Alger veut pousser plus vite les partenariats énergétiques avec Niamey et Abidjan
Le ministère algérien de l’Énergie a lancé, dimanche à Alger, un signal clair en faveur d’une mise en œuvre plus rapide des projets de coopération engagés avec le Niger et la Côte d’Ivoire. Selon un communiqué officiel, Mourad Adjal a demandé aux services concernés d’accélérer la cadence de traitement des dossiers et de renforcer la coordination entre les administrations et opérateurs impliqués.
La réunion, organisée pour examiner l’état d’avancement de plusieurs dossiers bilatéraux, a réuni des cadres centraux du ministère et des représentants du groupe Sonelgaz. L’objectif affiché est double : assurer le suivi régulier des engagements pris et concrétiser des projets qui portent sur l’énergie et les énergies renouvelables.
« accélérer la cadence de traitement des dossiers en cours d’examen »

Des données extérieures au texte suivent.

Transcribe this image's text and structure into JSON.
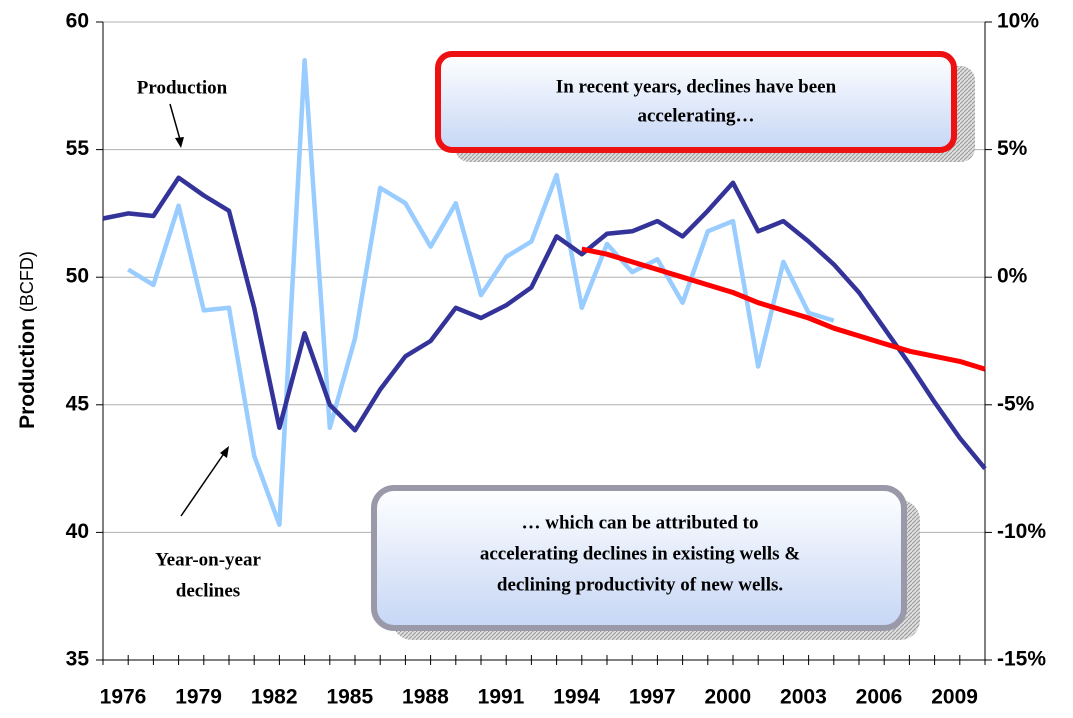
{
  "chart_data": {
    "type": "line",
    "y_label": "Production",
    "y_label_unit": "(BCFD)",
    "x": [
      1976,
      1977,
      1978,
      1979,
      1980,
      1981,
      1982,
      1983,
      1984,
      1985,
      1986,
      1987,
      1988,
      1989,
      1990,
      1991,
      1992,
      1993,
      1994,
      1995,
      1996,
      1997,
      1998,
      1999,
      2000,
      2001,
      2002,
      2003,
      2004,
      2005,
      2006,
      2007,
      2008,
      2009,
      2010,
      2011
    ],
    "xlim": [
      1976,
      2011
    ],
    "xticks": [
      1976,
      1979,
      1982,
      1985,
      1988,
      1991,
      1994,
      1997,
      2000,
      2003,
      2006,
      2009
    ],
    "ylim": [
      35,
      60
    ],
    "yticks": [
      35,
      40,
      45,
      50,
      55,
      60
    ],
    "y2lim": [
      -15,
      10
    ],
    "y2ticks": [
      {
        "value": -15,
        "label": "-15%"
      },
      {
        "value": -10,
        "label": "-10%"
      },
      {
        "value": -5,
        "label": "-5%"
      },
      {
        "value": 0,
        "label": "0%"
      },
      {
        "value": 5,
        "label": "5%"
      },
      {
        "value": 10,
        "label": "10%"
      }
    ],
    "grid": true,
    "series": [
      {
        "name": "Production",
        "color": "#333399",
        "values": [
          52.3,
          52.5,
          52.4,
          53.9,
          53.2,
          52.6,
          48.8,
          44.1,
          47.8,
          45.0,
          44.0,
          45.6,
          46.9,
          47.5,
          48.8,
          48.4,
          48.9,
          49.6,
          51.6,
          50.9,
          51.7,
          51.8,
          52.2,
          51.6,
          52.6,
          53.7,
          51.8,
          52.2,
          51.4,
          50.5,
          49.4,
          48.0,
          46.6,
          45.1,
          43.7,
          42.5
        ]
      },
      {
        "name": [
          "Year-on-year",
          "declines"
        ],
        "color": "#99ccff",
        "axis": "y2",
        "values": [
          null,
          0.3,
          -0.3,
          2.8,
          -1.3,
          -1.2,
          -7.0,
          -9.7,
          8.5,
          -5.9,
          -2.4,
          3.5,
          2.9,
          1.2,
          2.9,
          -0.7,
          0.8,
          1.4,
          4.0,
          -1.2,
          1.3,
          0.2,
          0.7,
          -1.0,
          1.8,
          2.2,
          -3.5,
          0.6,
          -1.4,
          -1.7,
          null,
          null,
          null,
          null,
          null,
          null
        ]
      },
      {
        "color": "#ff0000",
        "values": [
          null,
          null,
          null,
          null,
          null,
          null,
          null,
          null,
          null,
          null,
          null,
          null,
          null,
          null,
          null,
          null,
          null,
          null,
          null,
          51.1,
          50.9,
          50.6,
          50.3,
          50.0,
          49.7,
          49.4,
          49.0,
          48.7,
          48.4,
          48.0,
          47.7,
          47.4,
          47.1,
          46.9,
          46.7,
          46.4
        ]
      }
    ],
    "annotations": [
      [
        "In recent years, declines have been",
        "accelerating…"
      ],
      [
        "… which can be attributed to",
        "accelerating declines in existing wells &",
        "declining productivity of new wells."
      ]
    ]
  }
}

Le communiqué souligne la volonté d’intensifier la concertation afin de transformer les intentions en réalisations. Sans détailler la nature précise des projets ou leur calendrier, le texte insiste sur la nécessité d’un suivi minutieux et régulier. Cette formulation laisse entendre que certains dossiers, initiés dans le cadre d’un partenariat régional, sont considérés comme prioritaires mais rencontrent des lenteurs administratives ou techniques.
La coopération énergétique entre l’Algérie et ces deux pays revêt plusieurs dimensions possibles :
- échanges techniques et appui institutionnel pour le développement des capacités nationales ;
- investissements dans des infrastructures de production ou de transport d’énergie ;
- projets dans les énergies renouvelables susceptibles de bénéficier d’un transfert de compétences.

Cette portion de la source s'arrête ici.